Meghan Maike - Redbird
  • RELEASE DATE /11 May 2023
  • LABEL /Cheersquad Records & Tapes
  • FORMAT /Available digitally.
Meghan Maike - Redbird


Listen - Buy


In true country tradition, this Canadian singer-songwriter has found inspiration on the road -from Montreal to Mississippi, and now Melbourne.

Born into folk and honed in country, Maike’s influences (from the greats; Emmylou, Gram, Neil, Lucinda, to indie heroes, The Sadies) spurred her to process the world through songwriting.

Sights, sounds, places, experiences, textures, and seasons, find their way to the page.  From childhood years in a folk community on Canada’s west coast, Maike was drawn to the buzzing music scene of Montreal – a move meant for a year that lasted a decade, and made a home for life…until the next calling, and it was no mistake that Maike then landed in the vibrant musical tapestry that is Melbourne.

Circumstance brought Maike to live in Clarksdale, Mississippi, for seven years. With some time on her hands, and absorbing the magnetic musical energy of the delta, she kept on writing. This album is a faithful representation of time and place, and the relationship with the delta is ongoing.

Settled back into Melbourne, she’s assembled a stellar band of musicians to lend the songs new light:

Meghan is joined by Steve Hewitt on guitar (Possible Humans), Matthew Cotter on drums (Even, Bagful of Beez, The Swarm), Nicholas Pollock on keys, and Drew Parsons on bass.

Meghan says of ‘Redbird’:

“This is a song about my friend Jimmy. I could tell you all about his life, but listing facts wouldn’t do him justice, so I wrote a song about him instead.

He liked living outdoors, and didn’t like riding in cars, so when we’d go for lunch at the Mexican restaurant in town it had to be by bicycle, which suited me just fine. As he didn’t have a phone, our plans were made in person, in advance, which is such a novel concept these days. At the prearranged time, he’d be waiting on the bench under the fig tree outside my work in rural Mississippi. We’d ride along the country roads – him puffing away on his tobacco pipe. After a couple of beers at lunch, we’d head home a little giddy, and pass the pipe back and forth between us as we rode.

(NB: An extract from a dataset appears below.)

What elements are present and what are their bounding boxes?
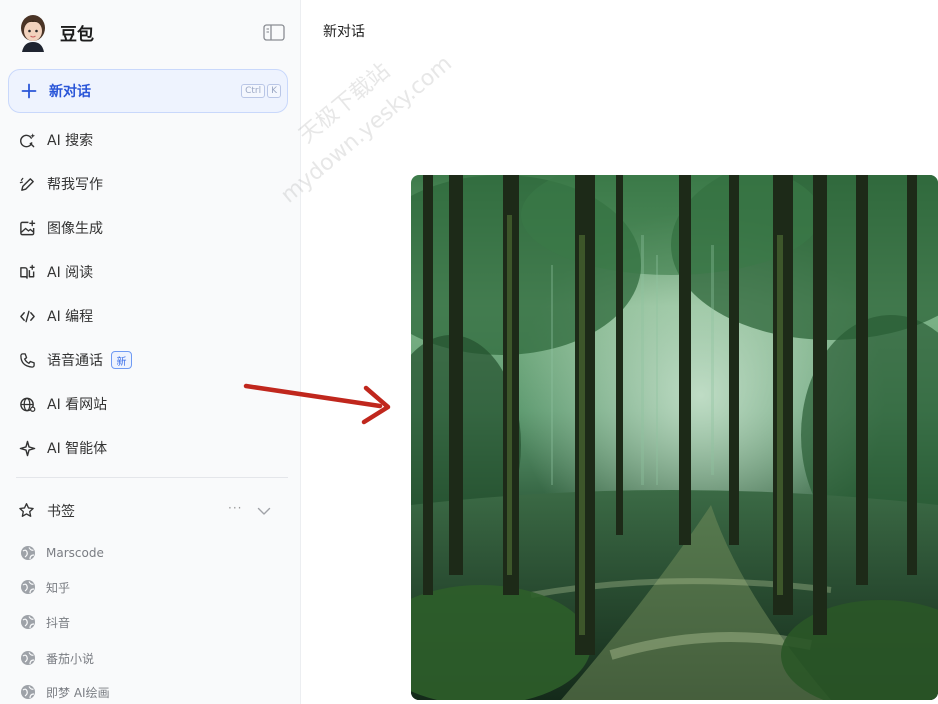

That shit ain’t for the faint of heart!

He’d tell me stories as we rode, of growing up in Clarksdale in the 60s, how his dad was a crop duster, how he used to pick Conway Twitty up from the local airport when he’d come to town to visit his restaurant, Conway’s, on Moon Lake, or about the years living in a commune in Tennessee.

Winters are surprisingly biting in northwest Mississippi, as the wind rips across the delta. As Jimmy was not a fan of the cold, as soon as the air got crisp in autumn, he’d head south to Mobile, Alabama – by kayak. Sunflower River, to the Pearl, and along the Gulf, taking about six weeks. Once the winds turned warm in spring, we’d all start to get excited – Jimmy would be home soon! Never quite knew when, but sure as the seasons, he’d show up one day, and off we’d ride to lunch.

He had kind eyes and a really soothing presence. Even though he passed on, he still holds a very real place among those who knew him. While I’m not there to swap stories about him with friends, I sing this song for him – it keeps him around.”